TRIBUNJATIMTIMUR.COM, Lumajang - Kebijakan efisiensi anggaran yang diterapkan pemerintah pusat mulai dikeluhkan oleh Kepala Organisasi Perangkat Daerah (OPD) di lingkungan Pemkab Lumajang.
Bupati Lumajang, Indah Amperawati, mengungkapkan ada laporan mengenai sejumlah kepala OPD yang mengeluhkan keterbatasan anggaran dalam menjalankan program kerja. Bahkan, menurutnya, ada indikasi sebagian pejabat merasa kesulitan menghadapi kondisi tersebut.
Pernyataan itu disampaikan saat memberikan sambutan dalam rapat paripurna DPRD Lumajang terkait persetujuan Laporan Keterangan Pertanggungjawaban (LKPJ) Bupati Tahun 2025, Rabu (24/6/2026).
Indah mengatakan kepala OPD yang menunjukkan sikap menyerah, dan tidak mampu mencari solusi atas keterbatasan anggaran akan menjadi bahan evaluasi pemerintah daerah.
Baca juga: Guru SD di Lumajang Lapor Polisi karena Dipukul Sesama Guru saat Bahas Tugas Sekolah
"Kalau ada kepala OPD yang sambat dan mengibarkan bendera putih alias menyerah akibat ketidak mampuannya dalam bekerja. Barulah akan saya tindak lanjuti dengan pergantian pemain," katanya.
Perempuan yang akrab disapa Bunda Indah itu menjelaskan, informasi mengenai keluhan para kepala OPD diperoleh dari anggota DPRD saat pembahasan LKPJ Bupati. Menurutnya, sebagian OPD menyampaikan kendala terkait minimnya anggaran setelah adanya kebijakan efisiensi dari pemerintah pusat.
"Tapi ini bagian dari evaluasi untuk kami, (mengeluh anggarannya tidak ada) ada juga yang seperti itu.

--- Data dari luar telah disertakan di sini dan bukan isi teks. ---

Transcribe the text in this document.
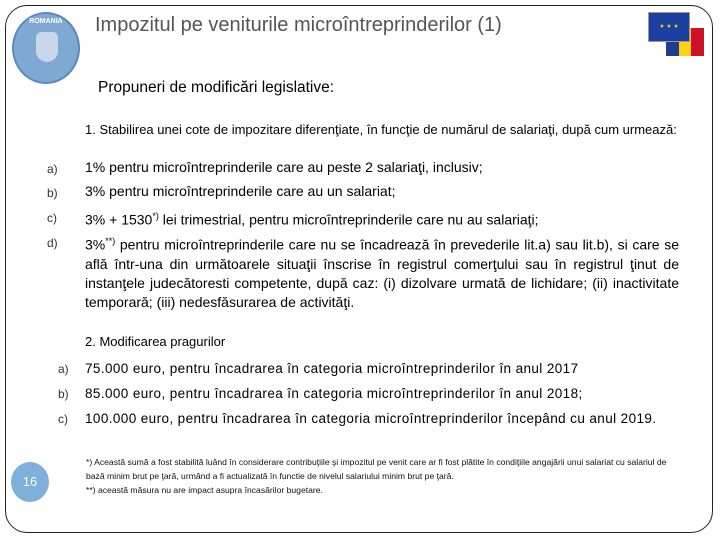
ROMANIA	Impozitul pe veniturile microîntreprinderilor (1)	★ ★ ★
Propuneri de modificări legislative:
1. Stabilirea unei cote de impozitare diferenţiate, în funcţie de numărul de salariaţi, după cum urmează:
a) 1% pentru microîntreprinderile care au peste 2 salariaţi, inclusiv;
b) 3% pentru microîntreprinderile care au un salariat;
c) 3% + 1530*) lei trimestrial, pentru microîntreprinderile care nu au salariaţi;
d) 3%**) pentru microîntreprinderile care nu se încadrează în prevederile lit.a) sau lit.b), si care se află într-una din următoarele situaţii înscrise în registrul comerţului sau în registrul ţinut de instanţele judecătoresti competente, după caz: (i) dizolvare urmată de lichidare; (ii) inactivitate temporară; (iii) nedesfăsurarea de activităţi.
2. Modificarea pragurilor
a) 75.000 euro, pentru încadrarea în categoria microîntreprinderilor în anul 2017
b) 85.000 euro, pentru încadrarea în categoria microîntreprinderilor în anul 2018;
c) 100.000 euro, pentru încadrarea în categoria microîntreprinderilor începând cu anul 2019.
*) Această sumă a fost stabilită luând în considerare contribuţiile şi impozitul pe venit care ar fi fost plătite în condiţiile angajării unui salariat cu salariul de bază minim brut pe ţară, urmând a fi actualizată în functie de nivelul salariului minim brut pe ţară.
**) această măsura nu are impact asupra încasărilor bugetare.
16
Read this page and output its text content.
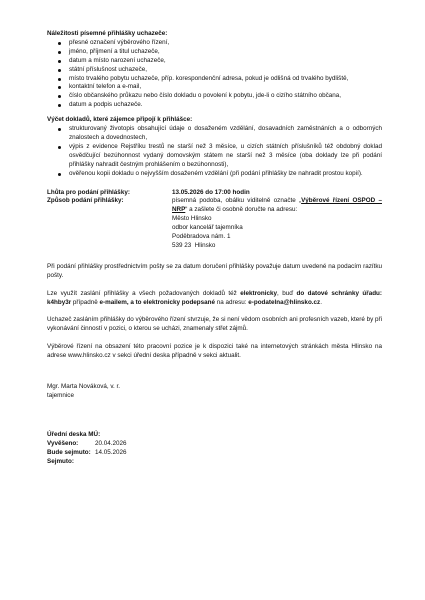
Náležitosti písemné přihlášky uchazeče:
přesné označení výběrového řízení,
jméno, příjmení a titul uchazeče,
datum a místo narození uchazeče,
státní příslušnost uchazeče,
místo trvalého pobytu uchazeče, příp. korespondenční adresa, pokud je odlišná od trvalého bydliště,
kontaktní telefon a e-mail,
číslo občanského průkazu nebo číslo dokladu o povolení k pobytu, jde-li o cizího státního občana,
datum a podpis uchazeče.
Výčet dokladů, které zájemce připojí k přihlášce:
strukturovaný životopis obsahující údaje o dosaženém vzdělání, dosavadních zaměstnáních a o odborných znalostech a dovednostech,
výpis z evidence Rejstříku trestů ne starší než 3 měsíce, u cizích státních příslušníků též obdobný doklad osvědčující bezúhonnost vydaný domovským státem ne starší než 3 měsíce (oba doklady lze při podání přihlášky nahradit čestným prohlášením o bezúhonnosti),
ověřenou kopii dokladu o nejvyšším dosaženém vzdělání (při podání přihlášky lze nahradit prostou kopií).
Lhůta pro podání přihlášky:	13.05.2026 do 17:00 hodin
Způsob podání přihlášky:	písemná podoba, obálku viditelně označte „Výběrové řízení OSPOD – NRP“ a zašlete či osobně doručte na adresu:
Město Hlinsko
odbor kancelář tajemníka
Poděbradova nám. 1
539 23  Hlinsko
Při podání přihlášky prostřednictvím pošty se za datum doručení přihlášky považuje datum uvedené na podacím razítku pošty.
Lze využít zaslání přihlášky a všech požadovaných dokladů též elektronicky, buď do datové schránky úřadu: k4hby3r případně e-mailem, a to elektronicky podepsané na adresu: e-podatelna@hlinsko.cz.
Uchazeč zasláním přihlášky do výběrového řízení stvrzuje, že si není vědom osobních ani profesních vazeb, které by při vykonávání činností v pozici, o kterou se ucházi, znamenaly střet zájmů.
Výběrové řízení na obsazení této pracovní pozice je k dispozici také na internetových stránkách města Hlinsko na adrese www.hlinsko.cz v sekci úřední deska případně v sekci aktualit.
Mgr. Marta Nováková, v. r.
tajemnice
Úřední deska MÚ:
Vyvěšeno:	20.04.2026
Bude sejmuto: 14.05.2026
Sejmuto:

Kan karena ada efisiensi itu," ujarnya.
Meski demikian, Indah mengaku belum menerima keluhan tersebut secara langsung dari para kepala OPD. Informasi yang diterimanya sejauh ini berasal dari laporan anggota legislatif.
"(Kondisi di dalam Pemkab) tidak ada, saya hanya menerima laporan dari DPRD saja," imbuhnya.
Baca juga: DPRD Lumajang Bahas LKPJ Bupati di Hotel Berbintang Malang, Telan Anggaran Rp 149,4 Juta
Wakil Ketua DPRD Lumajang Eko Adis Prayogo mengatakan pemangkasan dana transfer dari pemerintah pusat memang menimbulkan berbagai tantangan bagi pemerintah daerah. Kondisi tersebut berdampak pada pelaksanaan sejumlah program pembangunan yang belum dapat berjalan optimal.
"Itu yang menjadi tantangan bagi pemerintah daerah untuk menyelesaikan berbagai persoalan di Kabupaten Lumajang," katanya.
Menurut Eko, dampak paling nyata terlihat pada sektor infrastruktur yang masih membutuhkan dukungan pembiayaan lebih besar. Keterbatasan anggaran membuat sejumlah kebutuhan pembangunan belum dapat terpenuhi secara maksimal.
"Khususnya jalan, jembatan, dan jaringan sumber daya air yang tidak maksimal dibiayai dari APBD 2025 di Kabupaten Lumajang," jelasnya.